L’obligation d’emploi de 6 % de travailleurs handicapés dans les entreprises d’au moins 20 salariés constitue un enjeu majeur pour la conformité et la responsabilité sociale des organisations. Depuis la dernière réforme, aucune déclaration spécifique n’est requise en dehors du dispositif DSN, ce qui implique une vigilance accrue pour éviter toute erreur lors de la déclaration annuelle prévue pour 2025. La date limite pour cette déclaration, intégrée dans la DSN d’avril 2026, oscille entre le 5 et le 15 mai 2026 selon le calendrier interne des entreprises, avec une souplesse nulle pour les corrections après dépôt. Il est donc essentiel que les équipes RH anticipent dès mars pour fiabiliser leurs données et minimiser les risques de pénalités ou de surcoûts financiers.
Pour réussir cette étape cruciale, les ressources humaines doivent organiser un contrôle rigoureux des données transmises par l’URSSAF, notamment l’effectif d’assujettissement et le nombre de bénéficiaires. Ces informations, communiquées au plus tard le 15 mars, doivent être vérifiées pour leur cohérence avec les bases internes. Par ailleurs, la récupération des attestations auprès des partenaires tels que ESAT, entreprises adaptées ou travailleurs indépendants handicapés est indispensable pour calculer précisément les déductions possibles. La simulation via le simulateur AGEFIPH permet également d’évaluer l’impact financier et d’optimiser la stratégie de contribution.
Anticiper dès maintenant les démarches liées à l’OETH permet d’éviter les erreurs coûteuses et de transformer cette contrainte réglementaire en véritable levier d’inclusion et de performance.

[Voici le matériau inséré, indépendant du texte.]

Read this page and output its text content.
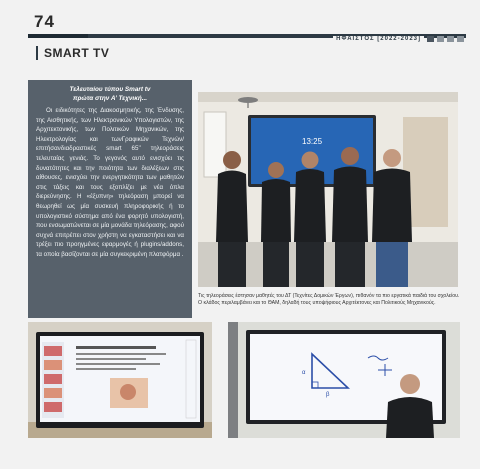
74
ΗΦΑΙΣΤΟΣ [2022-2023]
SMART TV
Τελευταίου τύπου Smart tv
πρώτα στην Α’ Τεχνική...
Οι ειδικότητες της Διακοσμητικής, της Ένδυσης, της Αισθητικής, των Ηλεκτρονικών Υπολογιστών, της Αρχιτεκτονικής, των Πολιτικών Μηχανικών, της Ηλεκτρολογίας και τωνΓραφικών Τεχνών/επιτήσανδιαδραστικές smart 65’’ τηλεοράσεις τελευταίας γενιάς. Το γεγονός αυτό ενισχύει τις δυνατότητες και την ποιότητα των διαλέξεων στις αίθουσες, ενισχύει την ενεργητικότητα των μαθητών στις τάξεις και τους εξοπλίζει με νέα όπλα διερεύνησης. Η «έξυπνη» τηλεόραση μπορεί να θεωρηθεί ως μία συσκευή πληροφορικής ή το υπολογιστικό σύστημα από ένα φορητό υπολογιστή, που ενσωματώνεται σε μία μονάδα τηλεόρασης, αφού συχνά επιτρέπει στον χρήστη να εγκαταστήσει και να τρέξει πιο προηγμένες εφαρμογές ή plugins/addons, τα οποία βασίζονται σε μία συγκεκριμένη πλατφόρμα .
13:25
Τις τηλεοράσεις έστησαν μαθητές του ΔΤ (Τεχνίτες Δομικών Έργων), πιθανόν τα πιο εργατικά παιδιά του σχολείου. Ο κλάδος περιλαμβάνει και το ΘΑΜ, δηλαδή τους υποψήφιους Αρχιτέκτονες και Πολιτικούς Μηχανικούς.
α
β
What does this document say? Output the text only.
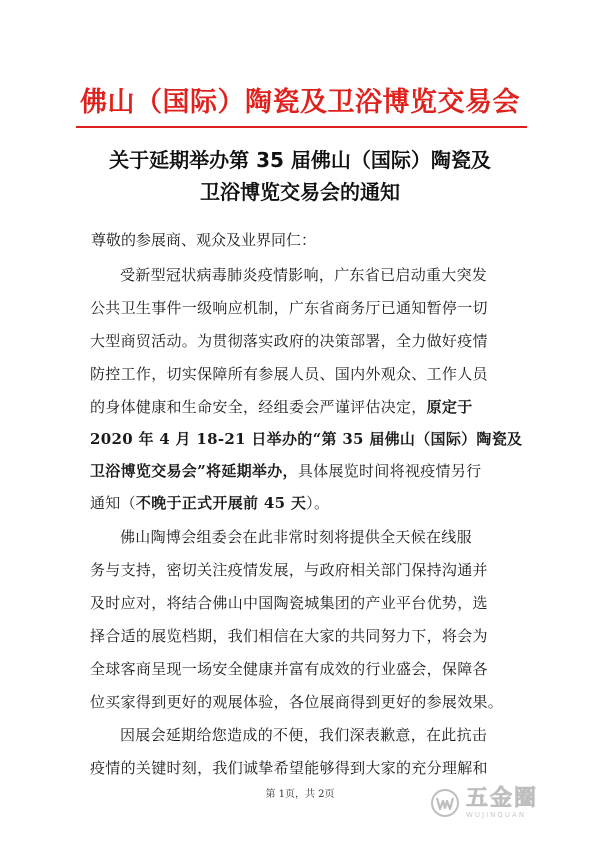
佛山（国际）陶瓷及卫浴博览交易会
关于延期举办第 35 届佛山（国际）陶瓷及
卫浴博览交易会的通知
尊敬的参展商、观众及业界同仁：
受新型冠状病毒肺炎疫情影响，广东省已启动重大突发
公共卫生事件一级响应机制，广东省商务厅已通知暂停一切
大型商贸活动。为贯彻落实政府的决策部署，全力做好疫情
防控工作，切实保障所有参展人员、国内外观众、工作人员
的身体健康和生命安全，经组委会严谨评估决定，原定于
2020 年 4 月 18-21 日举办的“第 35 届佛山（国际）陶瓷及
卫浴博览交易会”将延期举办，具体展览时间将视疫情另行
通知（不晚于正式开展前 45 天）。
佛山陶博会组委会在此非常时刻将提供全天候在线服
务与支持，密切关注疫情发展，与政府相关部门保持沟通并
及时应对，将结合佛山中国陶瓷城集团的产业平台优势，选
择合适的展览档期，我们相信在大家的共同努力下，将会为
全球客商呈现一场安全健康并富有成效的行业盛会，保障各
位买家得到更好的观展体验，各位展商得到更好的参展效果。
因展会延期给您造成的不便，我们深表歉意，在此抗击
疫情的关键时刻，我们诚挚希望能够得到大家的充分理解和
第 1页，共 2页	五金圈
WUJINQUAN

Les déductions, telles que celles liées aux contrats secteur adapté ou aux dépenses d’accessibilité, jouent un rôle essentiel dans la réduction de la contribution financière. Il est crucial pour les responsables RH de vérifier leur éligibilité à ces dispositifs afin d’éviter des surcoûts importants. Avec la nouvelle réglementation de 2026, le dispositif change sensiblement, notamment avec la fin du renouvellement au-delà de six ans pour certains accords, obligeant ainsi les entreprises à repenser leur stratégie d’inclusion. Les risques financiers liés à l’inaction sont réels, car une absence de déclaration ou une gestion inadéquate peut entraîner une sur-contribution élevée, voire des exclusions du marché public.
Il est impératif de considérer que l’enjeu ne se limite pas uniquement au volet financier. Le non-respect des obligations peut aussi entraîner des risques juridiques et commerciaux, notamment par une exclusion possible des marchés publics, ce qui représente un enjeu stratégique non négligeable. La mise en œuvre d’un plan d’action handicap structuré, intégrant le recrutement, la formation de référents et la création de partenariats, doit devenir une priorité pour assurer la conformité et renforcer la responsabilité sociale de l’entreprise. En résumé, la préparation et la vigilance dès maintenant permettent aux entreprises de faire de l’OETH un levier de performance et d’attractivité à long terme.